The storm sustained hurricane-force winds for nearly 10 hours after landfall when it was centered in Arkansas. Early estimates of property damage ranged from $4 billion to $30 billion according to various news media, with at least 8,000 homes lost or severely damaged.

Emergency response has been slow. Lake Charles residents are waiting more than four hours for basic supplies to be distributed by the U.S. military.

A chemical plant in Westlake, Louisiana that caught fire during Hurricane Laura Thursday morning was still burning Thursday evening.

The facility, BioLab Inc., makes chlorine for swimming pools. The Louisiana Department of Environmental Quality began monitoring the air quality when they arrived at the scene on Thursday, and the team’s initial readings did not detect any chlorine.

State Fire Marshall Butch Browning said no chlorine was detected in the air. “What they have found is no low-level detection of chlorine offsite, where people walk and where people gather — which is a good thing,” Browning said. “The cloud, the plume, as it goes in the air and moves out there is chlorine. Those chemicals are falling in the lake, which is the right place for it because it dilutes the chlorine. So that, we don’t believe, is endangering anyone.”

Browning said he is unaware of anyone reporting symptoms of chlorine gas exposure, which affects the respiratory system. The Governor’s Office of Homeland Security & Emergency Management issued a shelter-in-place advisory for residents nearby.

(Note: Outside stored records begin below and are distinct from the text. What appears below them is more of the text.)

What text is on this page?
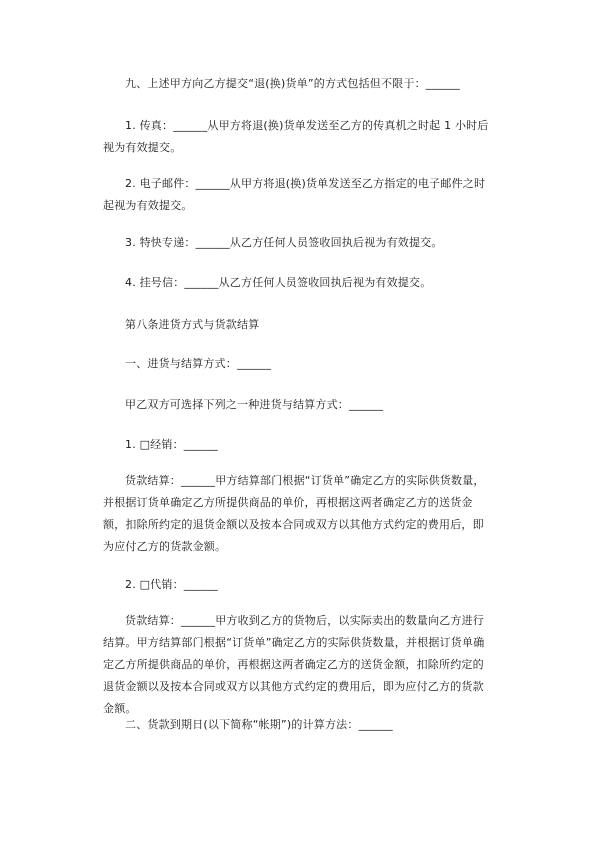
九、上述甲方向乙方提交“退(换)货单”的方式包括但不限于：______

1. 传真：______从甲方将退(换)货单发送至乙方的传真机之时起 1 小时后视为有效提交。

2. 电子邮件：______从甲方将退(换)货单发送至乙方指定的电子邮件之时起视为有效提交。

3. 特快专递：______从乙方任何人员签收回执后视为有效提交。

4. 挂号信：______从乙方任何人员签收回执后视为有效提交。

第八条进货方式与货款结算

一、进货与结算方式：______

甲乙双方可选择下列之一种进货与结算方式：______

1. □经销：______

货款结算：______甲方结算部门根据“订货单”确定乙方的实际供货数量，并根据订货单确定乙方所提供商品的单价，再根据这两者确定乙方的送货金额，扣除所约定的退货金额以及按本合同或双方以其他方式约定的费用后，即为应付乙方的货款金额。

2. □代销：______

货款结算：______甲方收到乙方的货物后，以实际卖出的数量向乙方进行结算。甲方结算部门根据“订货单”确定乙方的实际供货数量，并根据订货单确定乙方所提供商品的单价，再根据这两者确定乙方的送货金额，扣除所约定的退货金额以及按本合同或双方以其他方式约定的费用后，即为应付乙方的货款金额。

二、货款到期日(以下简称“帐期”)的计算方法：______
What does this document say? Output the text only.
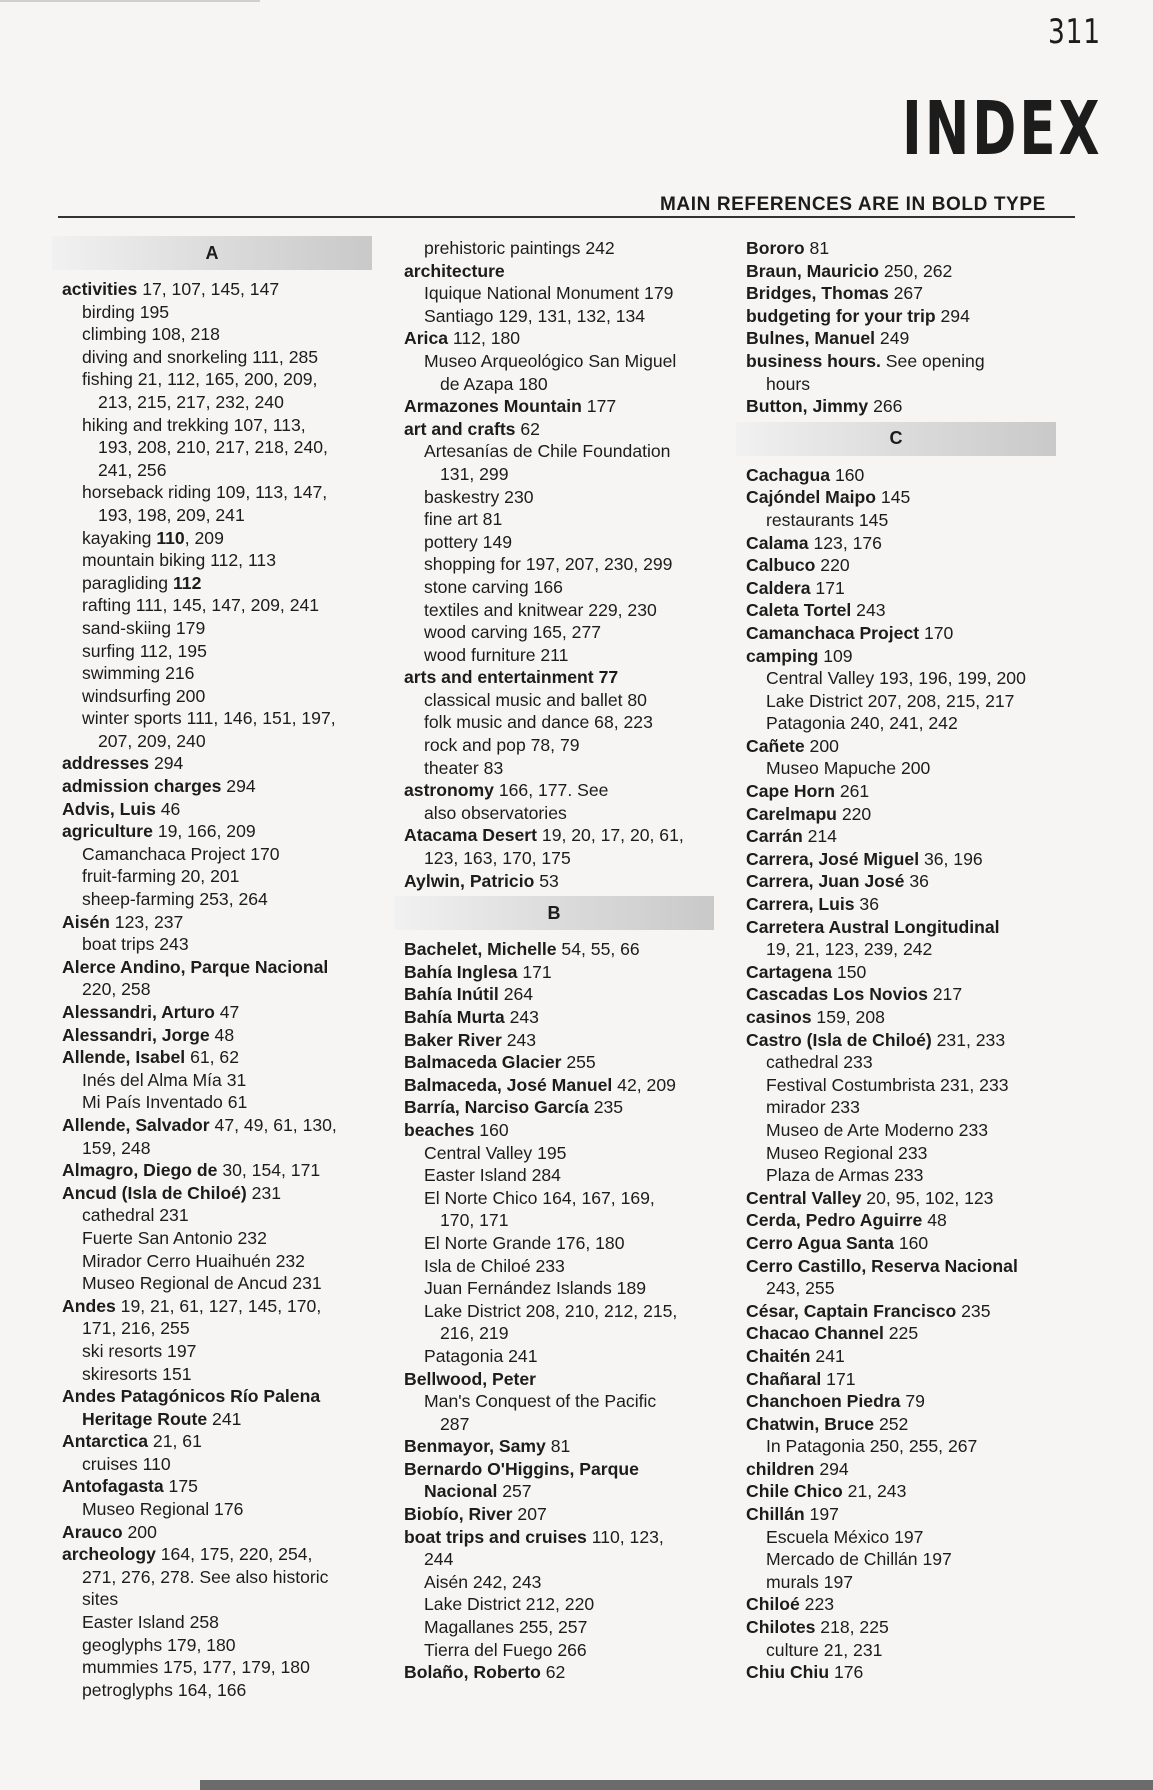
311
INDEX
MAIN REFERENCES ARE IN BOLD TYPE
A
activities 17, 107, 145, 147
birding 195
climbing 108, 218
diving and snorkeling 111, 285
fishing 21, 112, 165, 200, 209,
213, 215, 217, 232, 240
hiking and trekking 107, 113,
193, 208, 210, 217, 218, 240,
241, 256
horseback riding 109, 113, 147,
193, 198, 209, 241
kayaking 110, 209
mountain biking 112, 113
paragliding 112
rafting 111, 145, 147, 209, 241
sand-skiing 179
surfing 112, 195
swimming 216
windsurfing 200
winter sports 111, 146, 151, 197,
207, 209, 240
addresses 294
admission charges 294
Advis, Luis 46
agriculture 19, 166, 209
Camanchaca Project 170
fruit-farming 20, 201
sheep-farming 253, 264
Aisén 123, 237
boat trips 243
Alerce Andino, Parque Nacional
220, 258
Alessandri, Arturo 47
Alessandri, Jorge 48
Allende, Isabel 61, 62
Inés del Alma Mía 31
Mi País Inventado 61
Allende, Salvador 47, 49, 61, 130,
159, 248
Almagro, Diego de 30, 154, 171
Ancud (Isla de Chiloé) 231
cathedral 231
Fuerte San Antonio 232
Mirador Cerro Huaihuén 232
Museo Regional de Ancud 231
Andes 19, 21, 61, 127, 145, 170,
171, 216, 255
ski resorts 197
skiresorts 151
Andes Patagónicos Río Palena
Heritage Route 241
Antarctica 21, 61
cruises 110
Antofagasta 175
Museo Regional 176
Arauco 200
archeology 164, 175, 220, 254,
271, 276, 278. See also historic
sites
Easter Island 258
geoglyphs 179, 180
mummies 175, 177, 179, 180
petroglyphs 164, 166
prehistoric paintings 242
architecture
Iquique National Monument 179
Santiago 129, 131, 132, 134
Arica 112, 180
Museo Arqueológico San Miguel
de Azapa 180
Armazones Mountain 177
art and crafts 62
Artesanías de Chile Foundation
131, 299
baskestry 230
fine art 81
pottery 149
shopping for 197, 207, 230, 299
stone carving 166
textiles and knitwear 229, 230
wood carving 165, 277
wood furniture 211
arts and entertainment 77
classical music and ballet 80
folk music and dance 68, 223
rock and pop 78, 79
theater 83
astronomy 166, 177. See
also observatories
Atacama Desert 19, 20, 17, 20, 61,
123, 163, 170, 175
Aylwin, Patricio 53
B
Bachelet, Michelle 54, 55, 66
Bahía Inglesa 171
Bahía Inútil 264
Bahía Murta 243
Baker River 243
Balmaceda Glacier 255
Balmaceda, José Manuel 42, 209
Barría, Narciso García 235
beaches 160
Central Valley 195
Easter Island 284
El Norte Chico 164, 167, 169,
170, 171
El Norte Grande 176, 180
Isla de Chiloé 233
Juan Fernández Islands 189
Lake District 208, 210, 212, 215,
216, 219
Patagonia 241
Bellwood, Peter
Man's Conquest of the Pacific
287
Benmayor, Samy 81
Bernardo O'Higgins, Parque
Nacional 257
Biobío, River 207
boat trips and cruises 110, 123,
244
Aisén 242, 243
Lake District 212, 220
Magallanes 255, 257
Tierra del Fuego 266
Bolaño, Roberto 62
Bororo 81
Braun, Mauricio 250, 262
Bridges, Thomas 267
budgeting for your trip 294
Bulnes, Manuel 249
business hours. See opening
hours
Button, Jimmy 266
C
Cachagua 160
Cajóndel Maipo 145
restaurants 145
Calama 123, 176
Calbuco 220
Caldera 171
Caleta Tortel 243
Camanchaca Project 170
camping 109
Central Valley 193, 196, 199, 200
Lake District 207, 208, 215, 217
Patagonia 240, 241, 242
Cañete 200
Museo Mapuche 200
Cape Horn 261
Carelmapu 220
Carrán 214
Carrera, José Miguel 36, 196
Carrera, Juan José 36
Carrera, Luis 36
Carretera Austral Longitudinal
19, 21, 123, 239, 242
Cartagena 150
Cascadas Los Novios 217
casinos 159, 208
Castro (Isla de Chiloé) 231, 233
cathedral 233
Festival Costumbrista 231, 233
mirador 233
Museo de Arte Moderno 233
Museo Regional 233
Plaza de Armas 233
Central Valley 20, 95, 102, 123
Cerda, Pedro Aguirre 48
Cerro Agua Santa 160
Cerro Castillo, Reserva Nacional
243, 255
César, Captain Francisco 235
Chacao Channel 225
Chaitén 241
Chañaral 171
Chanchoen Piedra 79
Chatwin, Bruce 252
In Patagonia 250, 255, 267
children 294
Chile Chico 21, 243
Chillán 197
Escuela México 197
Mercado de Chillán 197
murals 197
Chiloé 223
Chilotes 218, 225
culture 21, 231
Chiu Chiu 176
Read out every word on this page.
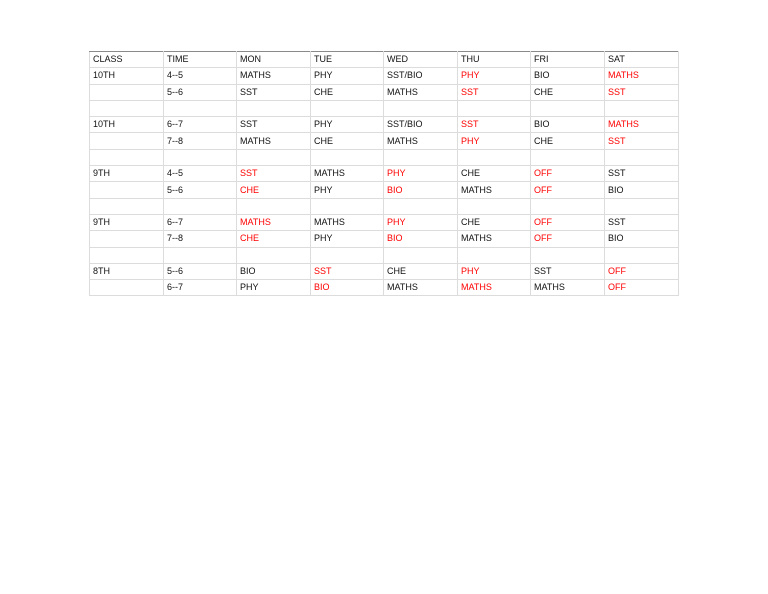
CLASS	TIME	MON	TUE	WED	THU	FRI	SAT
10TH	4--5	MATHS	PHY	SST/BIO	PHY	BIO	MATHS
	5--6	SST	CHE	MATHS	SST	CHE	SST

10TH	6--7	SST	PHY	SST/BIO	SST	BIO	MATHS
	7--8	MATHS	CHE	MATHS	PHY	CHE	SST

9TH	4--5	SST	MATHS	PHY	CHE	OFF	SST
	5--6	CHE	PHY	BIO	MATHS	OFF	BIO

9TH	6--7	MATHS	MATHS	PHY	CHE	OFF	SST
	7--8	CHE	PHY	BIO	MATHS	OFF	BIO

8TH	5--6	BIO	SST	CHE	PHY	SST	OFF
	6--7	PHY	BIO	MATHS	MATHS	MATHS	OFF
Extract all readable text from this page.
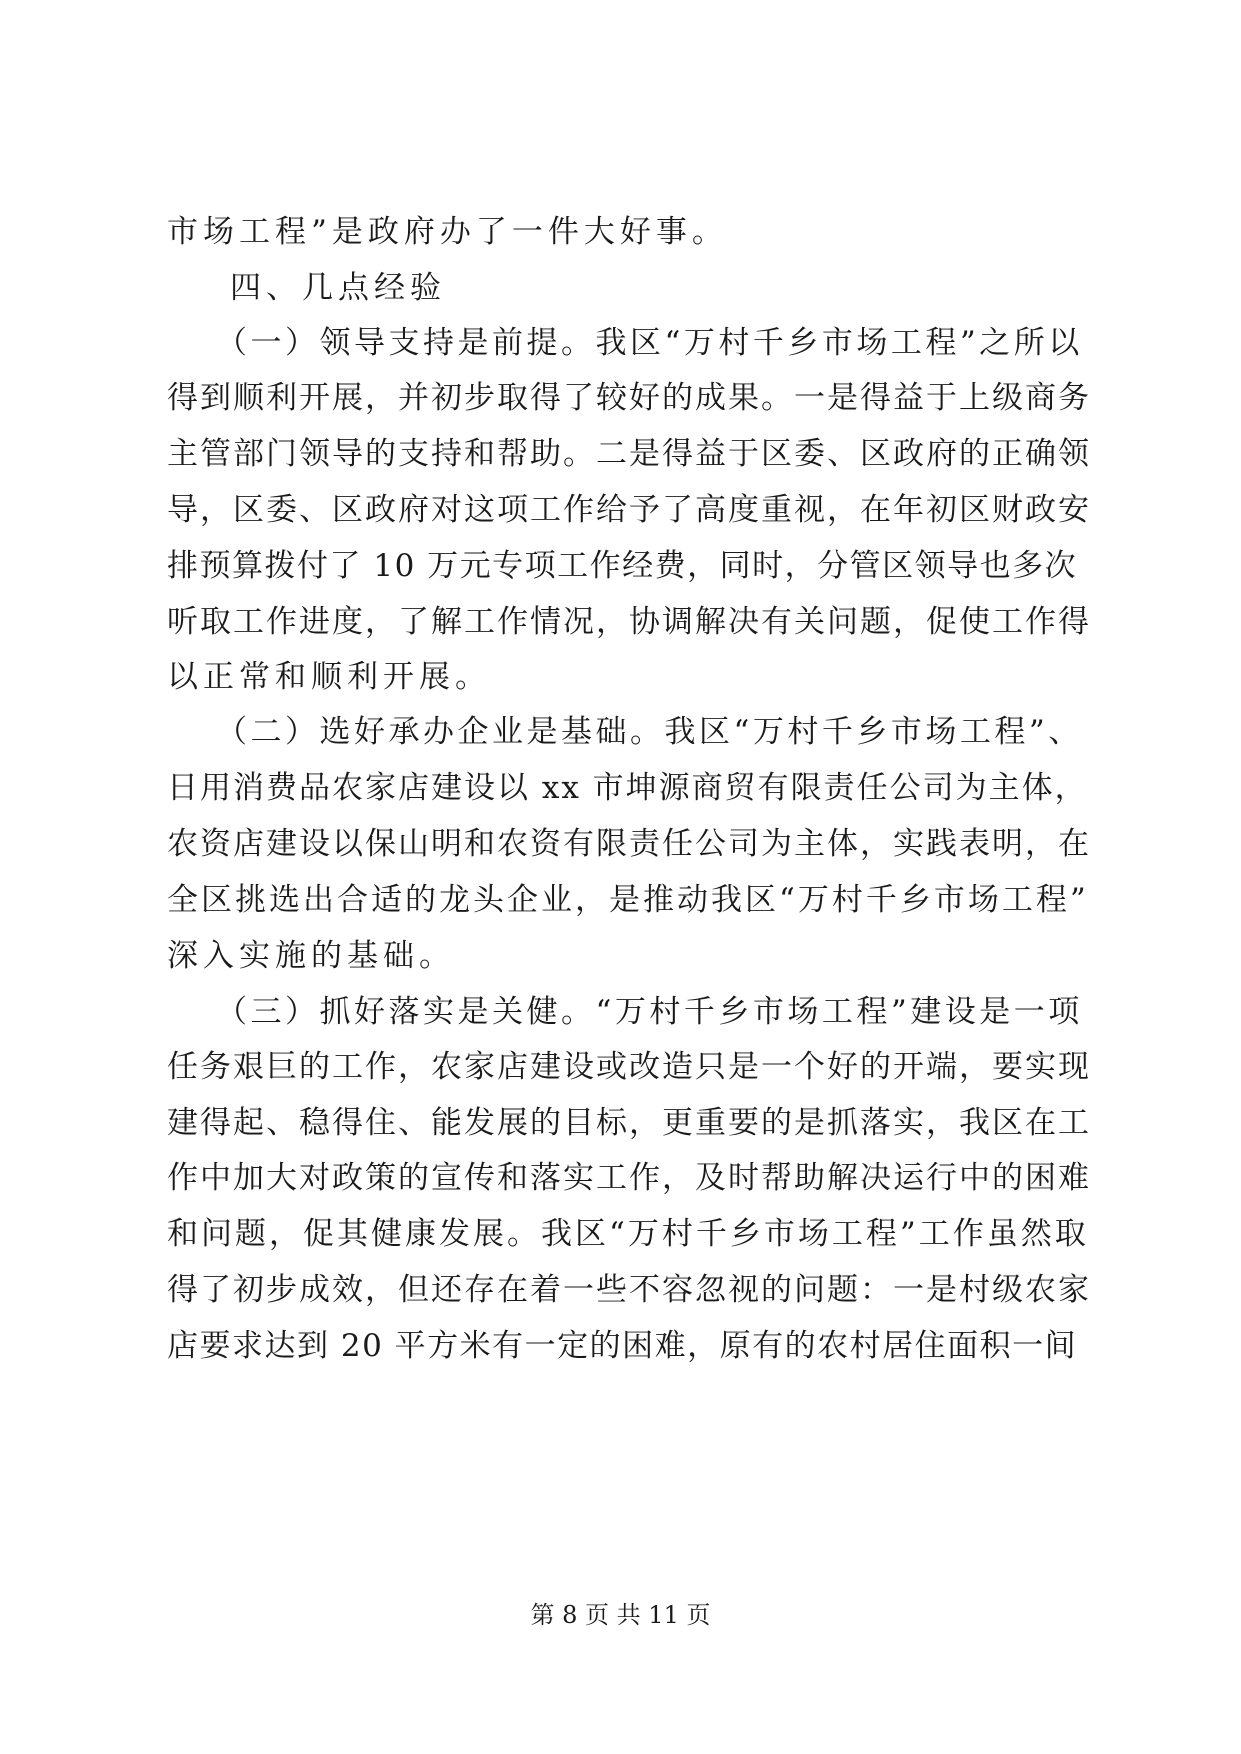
市场工程”是政府办了一件大好事。
四、几点经验
（一）领导支持是前提。我区“万村千乡市场工程”之所以
得到顺利开展，并初步取得了较好的成果。一是得益于上级商务
主管部门领导的支持和帮助。二是得益于区委、区政府的正确领
导，区委、区政府对这项工作给予了高度重视，在年初区财政安
排预算拨付了 10 万元专项工作经费，同时，分管区领导也多次
听取工作进度，了解工作情况，协调解决有关问题，促使工作得
以正常和顺利开展。
（二）选好承办企业是基础。我区“万村千乡市场工程”、
日用消费品农家店建设以 xx 市坤源商贸有限责任公司为主体，
农资店建设以保山明和农资有限责任公司为主体，实践表明，在
全区挑选出合适的龙头企业，是推动我区“万村千乡市场工程”
深入实施的基础。
（三）抓好落实是关健。“万村千乡市场工程”建设是一项
任务艰巨的工作，农家店建设或改造只是一个好的开端，要实现
建得起、稳得住、能发展的目标，更重要的是抓落实，我区在工
作中加大对政策的宣传和落实工作，及时帮助解决运行中的困难
和问题，促其健康发展。我区“万村千乡市场工程”工作虽然取
得了初步成效，但还存在着一些不容忽视的问题：一是村级农家
店要求达到 20 平方米有一定的困难，原有的农村居住面积一间
第 8 页 共 11 页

On Thursday, Governor Edwards traveled to southwest Louisiana to survey storm damage in Calcasieu, Cameron and Vermilion parishes. On Friday, he traveled to central and northern Louisiana to further survey storm damage, as Hurricane Laura retained strength and wind speed traveling through Louisiana.

Relief is on the way. People who sustained losses from Hurricane Laura in the designated parishes of Allen, Beauregard, Calcasieu, Cameron, Jefferson Davis and Vernon parishes can begin applying for assistance from the Federal Emergency Management Agency, FEMA, today by registering online at or by calling 1-800-621-FEMA (3362) or 1-800-462-7585 (TTY) for the hearing and speech impaired. The toll-free telephone numbers will operate from 7 am to 10 pm (local time) seven days a week until further notice.

The Governor’s office says additional parishes may be added to this declaration by FEMA, as damage assessments are ongoing.

The Red Cross says that more than 1,300 trained disaster workers have been mobilized to support relief efforts on the ground or virtually. Teams of volunteers are circulating through accessible areas to assess the damage and provide ready-to-eat meals, and water.

Thousands of people showed up over the weekend at service sites set up by the Red Cross and its partners in Calcasieu and Beauregard parishes to get water, food, and emergency relief supplies. With the help of partners, the Red Cross has already served more than 24,000 meals and snacks.

Red Cross workers are also helping to replace prescription medications, eyeglasses and offer emotional support to people whose lives have been turned upside down. And the Red Cross is working with the World Central Kitchen, the Salvation Army, and the Southern Baptist Convention to set up kitchens, which are able to serve tens of thousands of meals each day.

On Sunday night, various agencies helped about 20,000 people stay in emergency lodgings, including shelters and, in some instances, hotels. As people are allowed to return back to their local communities after evacuating, the Red Cross will work with its partners to help ensure they have a safe place to go.